Description: Text document
On Feb 24, 2004, at 11:17 AM, Caroline Tice wrote:
Okay, here is the latest version of this patch. The basic idea behind
this optimization is to use the
feedback information to identify basic blocks as either "hot" or
"cold", and to put the cold basic blocks into
a different section of the executable than the hot blocks. This is
designed to improve paging and cache
locality. In order to implement this, I have introduced an new
INSN_NOTE, which identifies cold blocks,
and is added to each cold basic block. These notes are then used,
when writing out the assembly code,
to change between hot and cold sections as appropriate.
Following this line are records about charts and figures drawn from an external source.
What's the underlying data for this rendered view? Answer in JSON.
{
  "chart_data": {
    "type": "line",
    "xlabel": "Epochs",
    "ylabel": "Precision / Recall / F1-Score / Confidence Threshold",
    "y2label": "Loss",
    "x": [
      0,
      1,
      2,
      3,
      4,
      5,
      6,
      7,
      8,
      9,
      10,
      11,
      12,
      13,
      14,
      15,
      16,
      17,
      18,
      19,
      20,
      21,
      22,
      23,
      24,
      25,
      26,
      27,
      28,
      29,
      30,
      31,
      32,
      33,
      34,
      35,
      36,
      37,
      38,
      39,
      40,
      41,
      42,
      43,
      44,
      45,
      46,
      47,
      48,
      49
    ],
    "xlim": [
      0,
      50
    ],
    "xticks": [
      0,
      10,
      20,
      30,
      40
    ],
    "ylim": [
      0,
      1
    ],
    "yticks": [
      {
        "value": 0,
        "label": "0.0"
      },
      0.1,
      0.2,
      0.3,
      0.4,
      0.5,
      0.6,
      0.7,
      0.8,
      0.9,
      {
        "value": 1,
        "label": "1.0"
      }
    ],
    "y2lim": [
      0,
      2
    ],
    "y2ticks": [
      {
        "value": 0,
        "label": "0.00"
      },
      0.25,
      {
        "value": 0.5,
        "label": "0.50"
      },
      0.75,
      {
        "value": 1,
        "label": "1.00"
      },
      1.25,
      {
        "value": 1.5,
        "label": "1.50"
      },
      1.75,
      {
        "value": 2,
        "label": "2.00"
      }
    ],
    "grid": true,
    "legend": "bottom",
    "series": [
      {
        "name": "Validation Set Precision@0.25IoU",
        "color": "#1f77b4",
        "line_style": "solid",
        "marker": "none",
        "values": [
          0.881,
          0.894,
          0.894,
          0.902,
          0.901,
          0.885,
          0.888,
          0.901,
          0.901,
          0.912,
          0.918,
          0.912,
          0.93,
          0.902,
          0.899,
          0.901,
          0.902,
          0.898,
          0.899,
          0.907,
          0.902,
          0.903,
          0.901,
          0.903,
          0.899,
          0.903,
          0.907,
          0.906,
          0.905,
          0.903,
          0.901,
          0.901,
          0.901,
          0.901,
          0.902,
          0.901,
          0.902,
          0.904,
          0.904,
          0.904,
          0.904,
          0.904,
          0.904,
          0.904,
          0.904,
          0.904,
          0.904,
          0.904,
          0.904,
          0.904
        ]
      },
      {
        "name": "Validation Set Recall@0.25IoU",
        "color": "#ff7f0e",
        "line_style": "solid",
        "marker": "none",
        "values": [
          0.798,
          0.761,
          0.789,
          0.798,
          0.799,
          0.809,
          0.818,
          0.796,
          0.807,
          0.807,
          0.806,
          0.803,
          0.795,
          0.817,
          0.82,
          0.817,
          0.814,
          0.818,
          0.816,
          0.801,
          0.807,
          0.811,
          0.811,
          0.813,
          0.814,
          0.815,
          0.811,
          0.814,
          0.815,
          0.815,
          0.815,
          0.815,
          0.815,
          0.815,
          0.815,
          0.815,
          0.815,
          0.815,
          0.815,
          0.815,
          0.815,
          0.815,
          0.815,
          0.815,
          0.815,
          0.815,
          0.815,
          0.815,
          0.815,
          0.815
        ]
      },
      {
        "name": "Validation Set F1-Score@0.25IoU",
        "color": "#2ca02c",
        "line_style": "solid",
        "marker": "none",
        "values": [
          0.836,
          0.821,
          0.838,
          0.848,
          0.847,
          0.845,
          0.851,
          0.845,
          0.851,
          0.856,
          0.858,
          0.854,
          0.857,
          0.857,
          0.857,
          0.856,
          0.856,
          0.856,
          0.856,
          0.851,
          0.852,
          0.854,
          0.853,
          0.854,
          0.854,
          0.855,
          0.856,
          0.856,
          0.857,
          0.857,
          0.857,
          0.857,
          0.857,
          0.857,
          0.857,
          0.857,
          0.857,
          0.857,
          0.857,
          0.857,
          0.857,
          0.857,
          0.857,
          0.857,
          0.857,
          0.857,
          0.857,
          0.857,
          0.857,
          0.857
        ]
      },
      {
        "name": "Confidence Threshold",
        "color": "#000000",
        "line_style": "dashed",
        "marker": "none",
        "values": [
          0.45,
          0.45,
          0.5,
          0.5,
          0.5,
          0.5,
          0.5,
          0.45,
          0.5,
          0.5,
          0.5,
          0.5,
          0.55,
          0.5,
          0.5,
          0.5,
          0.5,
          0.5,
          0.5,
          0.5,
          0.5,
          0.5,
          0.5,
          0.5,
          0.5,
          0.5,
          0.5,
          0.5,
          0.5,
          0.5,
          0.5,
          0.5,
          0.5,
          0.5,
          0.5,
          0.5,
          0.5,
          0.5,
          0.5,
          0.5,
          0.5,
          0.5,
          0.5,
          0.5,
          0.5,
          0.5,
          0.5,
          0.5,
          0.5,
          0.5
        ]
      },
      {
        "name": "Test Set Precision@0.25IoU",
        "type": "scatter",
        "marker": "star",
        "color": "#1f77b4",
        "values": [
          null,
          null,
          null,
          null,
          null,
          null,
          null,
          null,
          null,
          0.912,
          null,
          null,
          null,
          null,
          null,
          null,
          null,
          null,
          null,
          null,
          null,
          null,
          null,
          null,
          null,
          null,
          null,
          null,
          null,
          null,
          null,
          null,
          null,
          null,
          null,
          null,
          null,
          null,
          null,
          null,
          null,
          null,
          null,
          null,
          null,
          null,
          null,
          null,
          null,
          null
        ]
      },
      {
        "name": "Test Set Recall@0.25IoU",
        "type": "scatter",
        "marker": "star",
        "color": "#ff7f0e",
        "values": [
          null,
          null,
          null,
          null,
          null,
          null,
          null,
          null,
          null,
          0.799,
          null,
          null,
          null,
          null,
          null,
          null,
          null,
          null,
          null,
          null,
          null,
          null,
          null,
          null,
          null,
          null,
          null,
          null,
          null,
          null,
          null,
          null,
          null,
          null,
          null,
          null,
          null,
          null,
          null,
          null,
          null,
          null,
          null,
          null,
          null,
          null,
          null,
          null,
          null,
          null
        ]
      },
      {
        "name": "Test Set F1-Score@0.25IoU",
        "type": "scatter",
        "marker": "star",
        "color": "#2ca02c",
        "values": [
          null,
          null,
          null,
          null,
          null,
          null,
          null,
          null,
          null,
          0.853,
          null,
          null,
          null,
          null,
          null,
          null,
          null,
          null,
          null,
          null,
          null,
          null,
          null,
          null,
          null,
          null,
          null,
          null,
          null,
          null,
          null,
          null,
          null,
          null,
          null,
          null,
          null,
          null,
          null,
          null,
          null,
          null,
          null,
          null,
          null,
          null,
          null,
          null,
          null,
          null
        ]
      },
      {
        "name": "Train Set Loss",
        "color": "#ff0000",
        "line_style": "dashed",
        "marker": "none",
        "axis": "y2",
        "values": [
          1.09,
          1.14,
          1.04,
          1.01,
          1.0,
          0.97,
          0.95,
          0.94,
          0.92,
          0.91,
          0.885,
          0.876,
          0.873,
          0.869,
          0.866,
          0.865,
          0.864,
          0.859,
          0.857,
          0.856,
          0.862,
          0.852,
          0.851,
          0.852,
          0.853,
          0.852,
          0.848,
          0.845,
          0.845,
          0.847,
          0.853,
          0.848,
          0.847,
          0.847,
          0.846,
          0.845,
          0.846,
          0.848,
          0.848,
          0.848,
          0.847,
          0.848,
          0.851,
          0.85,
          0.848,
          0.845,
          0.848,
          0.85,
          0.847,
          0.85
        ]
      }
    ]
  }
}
The real difficulty in implementing this optimization is that hot and
cold sections can be arbitrarily far apart in
the final executable, which means that, for some architectures,
conditional or unconditional branches may not
be able to span the distance between the sections. Therefore, in
addition to identifying hot/cold basic blocks
and writing them to separate sections, this optimization also needs to
fix up the CFG in the following manner:
1). Any edges that "fall through" from one section to another must be
converted to an explicit branch
instruction. 2). For those architectures where conditional branches
cannot reach all of memory, any
conditional branches that cross between sections need to be converted
to unconditional branches (i.e.
conditional branch to another block in same section, and the second
block contains an unconditional branch that
crosses between sections). 3). Finally, if the architecture does not
have unconditional branches that can span
all of memory, convert any unconditional branches that cross between
sections into indirect jumps.
The patch I have written does all of that. I have implemented two new
and HAVE_LONG_UNCOND_BRANCH, which are defined in defaults.h and which
can be redefined for
each target architecture, which are used to determine whether or not
steps 2 & 3 above need to be done or
The remaining tricky part is that converting unconditional branches
into indirect jumps requires using
an extra register, which means this transformation needs to be done
before register allocation has occurred.
So I put in the code that marks basic blocks and fixes up the edges
before register allocation. However there
are a lot of optimizations that keep trying to collapse the indirect
jump back into an unconditional branch, or
even back into the conditional branch. So I also had to find all of
those optimizations and make sure they
didn't attempt to do that to jumps that cross between sections. To
help with this, I have introduced a new
reg_note, REG_CROSSING_JUMP, which gets attached to branch
instructions created in steps 2 & 3 above.
Finally, I modifed the code slightly in the basic block reordering
optimization so that if we are doing the
partitioning optimization it tries to put all the hot blocks together
and all the cold blocks together.
Because this optimization does not currently work with exception
handling, I have added code to
decode_options to turn it off if flag_exceptions is on. This patch
does not do anything about fixing debug
information but I hope to do so in the future.
This patch has been bootstrapped on an Apple G4 running darwin, and
has passed all the SPECInt
tests that 3.5 passes; I'm in the process of running the DejaGnu tests
on the Apple, and also bootstrapping and
running the DejaGnu and Spec tests on an i386 running Linux. Assuming
it passes all the tests, is this
okay to commit to 3.5?
-- Caroline Tice